Philadelphia-area artist William Earle Williams (b.1950) uses his camera to expose the obscured histories of chattel slavery in the US and transform how everyday places are understood and experienced. His most recent body of work examines this history within a global context and how the development, growth, and malevolent persistence of slavery intersects within Great Britain, the US, and the British West Indies.
A Wicked Commerce presents Williams’s examination of the transatlantic slave trade in forty- three photographs, many exhibited for the first time. Featuring sites in British port cities, Caribbean islands, and the US—south and north—these pictures reveal the infrastructures that fueled the triangular trade and positioned Britain and the US as industrial powers, simultaneously creating an institution that damaged innumerable lives and continues to persist in their physical and social landscapes.
The exhibition is accompanied by a Picker Laboratory for Academic Engagement (PLAE) Space installation, presenting research into lesser known local stories of this history and additional photographs from Williams’s Underground Railroad series.
William Earle Williams is the Audrey A. and John L. Dusseau Professor in the Humanities, Professor of Fine Arts, and Curator of Photography at Haverford College in Haverford, Pennsylvania. His photographs have been widely exhibited, including group and solo exhibitions at the Cleveland Museum of Art, the George Eastman Museum, the Museum of Fine Arts, Houston, the National Gallery of Art, Smith College, and the Center for Documentary Studies at Duke University. His work is represented in many public collections, including the Philadelphia Museum of Art, the Cleveland Museum of Art, The Metropolitan Museum of Art, the Museum of Fine Arts, Houston, and the National Gallery of Art. Williams has received individual artist fellowships from the Pew Fellowships in the Arts, the Pennsylvania Council on the Arts, and the John Simon Guggenheim Memorial Foundation.
Nona Faustine: White Shoes
October 13, 2022–May 21, 2023

This exhibition presents seven large-scale photographs from Brooklyn photographer Nona Faustine’s acclaimed White Shoes series, a personal, provocative, and unflinching examination of the largely overlooked history of slavery in New York City.
Over the last decade, Faustine has traced places around New York’s five boroughs where enslaved Africans were bought and sold, lived and died, and were buried.
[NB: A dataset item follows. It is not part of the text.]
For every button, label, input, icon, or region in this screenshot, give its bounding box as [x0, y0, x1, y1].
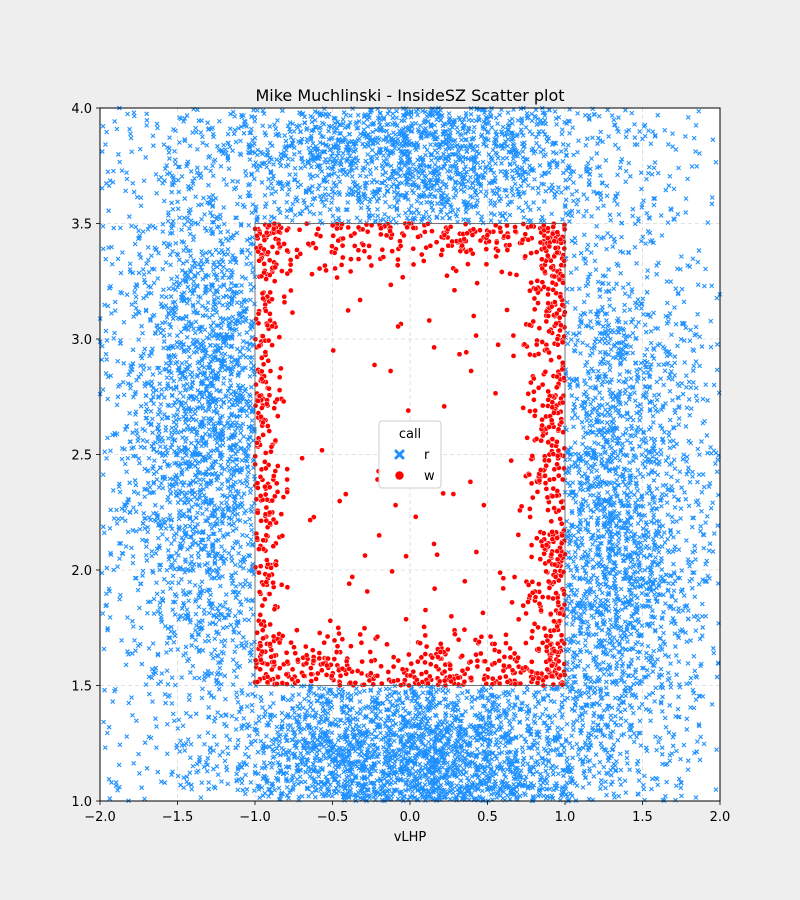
- chart-title: Mike Muchlinski - InsideSZ Scatter plot: [255, 86, 564, 105]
Through self-portraiture, Faustine powerfully inserts her own body into these sites, standing in as a monument to the lives of New York’s Black and Indigenous populations and to the largely obscured and unacknowledged history of displacement and human trafficking that built the city.
Nona Faustine is a native New Yorker, award-winning photographer, and public speaker. Her work focuses on history, identity, and representation, evoking a critical and emotional understanding of the past. Faustine's photographs have been exhibited both nationally and internationally, and have been collected by the Studio Museum of Harlem, Carnegie Museum of Art in Pittsburgh, and the Brooklyn Museum. In 2021 Faustine’s photographs were acquired by the North Dakota Museum of Art in Grand Forks, the Frederick R. Weisman Art Museum at the University of Minnesota, the Rose Museum at Brandeis University, the Minneapolis Institute of Art, Baltimore Museum of Art, Museum of Fine Arts, Boston, and the Lumber Room in Portland, Oregon. In 2022 her work was acquired by the Los Angeles County Museum of Art. Her much acclaimed White Shoes series was recently published by MACK Books.
Faustine’s work has recently been included in exhibitions nationally at the Baltimore Museum of Art and the Afro-Atlantic Histories exhibition at the National Gallery of Art in Washington D.C. She is currently debuting at the Armory Show in New York with Higher Pictures Generation and internationally at the Kunstmuseum Wolfsburg, Germany.